Plants and animals you may see

Animals

  • Common wombat. Photo: Keith Gillett

    Common wombat (Vombatus ursinus)

    A large, squat marsupial, the Australian common wombat is a burrowing mammal found in coastal forests and mountain ranges across NSW and Victoria. The only other remaining species of wombat in NSW, the endangered southern hairy-nosed wombat, was considered extinct until relatively recently.

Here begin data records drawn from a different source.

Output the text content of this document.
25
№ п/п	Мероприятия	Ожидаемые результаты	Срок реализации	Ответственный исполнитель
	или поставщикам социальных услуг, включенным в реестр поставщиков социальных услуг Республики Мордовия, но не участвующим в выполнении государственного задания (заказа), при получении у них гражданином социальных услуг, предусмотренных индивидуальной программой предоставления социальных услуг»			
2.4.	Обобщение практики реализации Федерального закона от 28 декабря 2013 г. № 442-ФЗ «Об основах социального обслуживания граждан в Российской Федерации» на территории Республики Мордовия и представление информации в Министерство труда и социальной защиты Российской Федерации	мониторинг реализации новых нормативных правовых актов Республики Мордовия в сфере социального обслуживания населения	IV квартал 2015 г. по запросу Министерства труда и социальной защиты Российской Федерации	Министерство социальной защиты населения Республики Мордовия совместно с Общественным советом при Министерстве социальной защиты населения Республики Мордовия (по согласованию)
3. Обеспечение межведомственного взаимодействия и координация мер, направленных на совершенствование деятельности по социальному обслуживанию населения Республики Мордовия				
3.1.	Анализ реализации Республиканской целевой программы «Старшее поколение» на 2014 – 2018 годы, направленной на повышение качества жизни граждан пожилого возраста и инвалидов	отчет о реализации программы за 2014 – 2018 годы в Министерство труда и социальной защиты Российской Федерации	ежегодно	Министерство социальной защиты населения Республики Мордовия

  • A juvenile platypus saved by National Parks and Wildlife staff. Photo: M Bannerman/OEH

    Platypus (Ornithorhynchus anatinus)

    One of the most fascinating and unusual Australian animals, the duck-billed platypus, along with the echidna, are the only known monotremes, or egg-laying mammals, in existence. The platypus is generally found in permanent river systems and lakes in southern and eastern NSW and east and west of the Great Dividing Range.

  • Wedge-tailed eagle. Photo: Kelly Nowak

    Wedge-tailed eagle (Aquila audax)

    With a wingspan of up to 2.5m, the wedge-tailed eagle is Australia’s largest bird of prey. These Australian animals are found in woodlands across NSW, and have the ability to soar to heights of over 2km. If you’re bird watching, look out for the distinctive diamond-shaped tail of the eagle.

Plants

  • Billy Button flowers at Peery Lake picnic area. Photo: Dinitee Haskard OEH

    Billy buttons (Craspedia spp. )

    Billy buttons are attractive Australian native plants that are widespread throughout eastern NSW in dry forest, grassland and alpine regions such as Kosciuszko National Park. The golden-yellow globe-shaped flowers are also known as woollyheads. Related to the daisy, billy buttons are an erect herb growing to a height of 50cm.